Film Noir: 'Union Station' Rudolph Maté

Surely many will remember the moment when Rick Deckard in Blade Runner (id, Ridley Scott, 1982) is called by his old boss to hunt down replicants. The station is actually the Union Station in Los Angeles, one of the places in the city more used in the filming of movies. Other examples are 'The Hustler' ('The Hustler', Robert Rossen, 1961), 'Driver' ('The Driver', Walter Hill, 1978) or 'The Dark Knight Rises' ('The Dark Knight Rises' , Christopher Nolan, 2012), but one of the first films that used that train station, perhaps most, was 'Union Station' (id, Rudolph Maté, 1950), whose plot is most developed in that place .

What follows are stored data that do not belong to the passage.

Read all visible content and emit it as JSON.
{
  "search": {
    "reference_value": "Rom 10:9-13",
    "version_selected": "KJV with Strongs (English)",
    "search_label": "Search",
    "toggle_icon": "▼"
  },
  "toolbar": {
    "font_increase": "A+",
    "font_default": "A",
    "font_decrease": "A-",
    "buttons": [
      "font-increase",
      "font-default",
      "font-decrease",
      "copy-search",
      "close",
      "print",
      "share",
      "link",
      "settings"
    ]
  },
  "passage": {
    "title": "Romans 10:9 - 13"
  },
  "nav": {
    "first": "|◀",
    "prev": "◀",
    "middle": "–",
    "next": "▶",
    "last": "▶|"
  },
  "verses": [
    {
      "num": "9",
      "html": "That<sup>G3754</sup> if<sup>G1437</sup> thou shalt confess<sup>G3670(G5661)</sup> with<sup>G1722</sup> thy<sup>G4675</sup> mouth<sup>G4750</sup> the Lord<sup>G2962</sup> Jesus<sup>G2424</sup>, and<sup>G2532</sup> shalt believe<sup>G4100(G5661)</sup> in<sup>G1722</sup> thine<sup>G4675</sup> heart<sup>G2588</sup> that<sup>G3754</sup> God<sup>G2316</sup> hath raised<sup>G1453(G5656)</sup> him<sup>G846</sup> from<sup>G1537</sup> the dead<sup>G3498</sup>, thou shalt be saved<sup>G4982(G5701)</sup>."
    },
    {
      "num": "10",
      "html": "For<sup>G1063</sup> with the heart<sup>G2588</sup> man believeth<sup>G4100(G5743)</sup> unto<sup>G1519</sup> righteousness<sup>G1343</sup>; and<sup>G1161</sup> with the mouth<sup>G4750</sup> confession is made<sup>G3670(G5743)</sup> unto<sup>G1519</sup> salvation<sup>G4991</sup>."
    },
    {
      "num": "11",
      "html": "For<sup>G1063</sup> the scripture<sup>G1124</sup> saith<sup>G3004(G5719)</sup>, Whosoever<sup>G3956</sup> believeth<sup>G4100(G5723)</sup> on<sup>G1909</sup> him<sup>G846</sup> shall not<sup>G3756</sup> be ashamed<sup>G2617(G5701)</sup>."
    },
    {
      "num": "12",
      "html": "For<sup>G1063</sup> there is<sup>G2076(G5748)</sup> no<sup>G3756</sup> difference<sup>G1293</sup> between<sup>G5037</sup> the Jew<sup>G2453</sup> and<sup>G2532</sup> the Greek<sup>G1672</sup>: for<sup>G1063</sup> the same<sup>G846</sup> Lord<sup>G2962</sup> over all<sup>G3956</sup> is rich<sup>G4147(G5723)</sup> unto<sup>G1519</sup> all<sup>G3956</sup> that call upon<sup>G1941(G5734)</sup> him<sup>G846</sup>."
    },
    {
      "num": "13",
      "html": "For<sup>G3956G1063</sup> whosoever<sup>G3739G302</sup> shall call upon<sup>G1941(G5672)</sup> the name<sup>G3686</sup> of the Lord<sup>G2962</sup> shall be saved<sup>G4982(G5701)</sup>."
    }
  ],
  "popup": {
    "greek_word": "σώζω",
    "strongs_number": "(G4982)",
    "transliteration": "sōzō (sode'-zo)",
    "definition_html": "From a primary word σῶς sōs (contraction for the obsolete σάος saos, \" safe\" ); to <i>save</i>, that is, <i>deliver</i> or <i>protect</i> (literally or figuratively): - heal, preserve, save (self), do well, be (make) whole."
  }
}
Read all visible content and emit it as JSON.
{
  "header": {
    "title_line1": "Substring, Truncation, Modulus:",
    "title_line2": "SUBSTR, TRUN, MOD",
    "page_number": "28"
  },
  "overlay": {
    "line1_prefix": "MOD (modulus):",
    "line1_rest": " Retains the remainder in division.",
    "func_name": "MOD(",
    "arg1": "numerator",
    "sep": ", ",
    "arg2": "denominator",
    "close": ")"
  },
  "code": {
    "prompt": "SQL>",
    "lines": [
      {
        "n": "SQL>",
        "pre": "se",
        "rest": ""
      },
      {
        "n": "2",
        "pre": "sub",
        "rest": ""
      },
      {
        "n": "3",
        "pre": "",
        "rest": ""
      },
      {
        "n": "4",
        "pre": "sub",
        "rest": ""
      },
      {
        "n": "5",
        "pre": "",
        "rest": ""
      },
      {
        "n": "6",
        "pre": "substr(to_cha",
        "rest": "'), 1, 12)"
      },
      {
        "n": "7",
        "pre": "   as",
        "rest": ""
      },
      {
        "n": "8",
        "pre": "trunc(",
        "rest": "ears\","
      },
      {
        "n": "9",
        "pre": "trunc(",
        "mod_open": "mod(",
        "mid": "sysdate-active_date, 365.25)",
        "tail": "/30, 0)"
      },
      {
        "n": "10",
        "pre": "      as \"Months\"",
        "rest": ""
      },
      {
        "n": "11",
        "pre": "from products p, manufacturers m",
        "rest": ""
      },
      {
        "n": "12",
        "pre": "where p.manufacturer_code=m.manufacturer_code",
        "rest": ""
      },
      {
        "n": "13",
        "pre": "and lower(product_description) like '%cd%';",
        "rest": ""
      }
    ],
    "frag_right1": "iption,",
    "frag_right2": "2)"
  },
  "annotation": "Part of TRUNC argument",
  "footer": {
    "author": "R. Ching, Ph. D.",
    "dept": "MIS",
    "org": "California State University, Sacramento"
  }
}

He was killed in principle cinematographer, and not just any but one of the biggest. In their eyes the lights and shadows came movies like 'Vampyr' (id, Carl Theodor Dreyer, 1931), 'To be or not to be' ('To Be or Not to Be', Ernst Lubitsch, 1942) or 'The Lady of Shanghai ' ('The Lady From Shagai', Orson Welles, 1947), his last work as a cinematographer before sitting in the director's chair, which, always moving in the B series, made ​​enough movies to watch account. Undoubtedly the best known is 'DOA' ('DOA', 1950), and that same year with the tireless William Holden in those years, shooting a film in my opinion superior. Gem of the tension does not break the viewer in no time, and continues to make fashion thrillers in natural settings.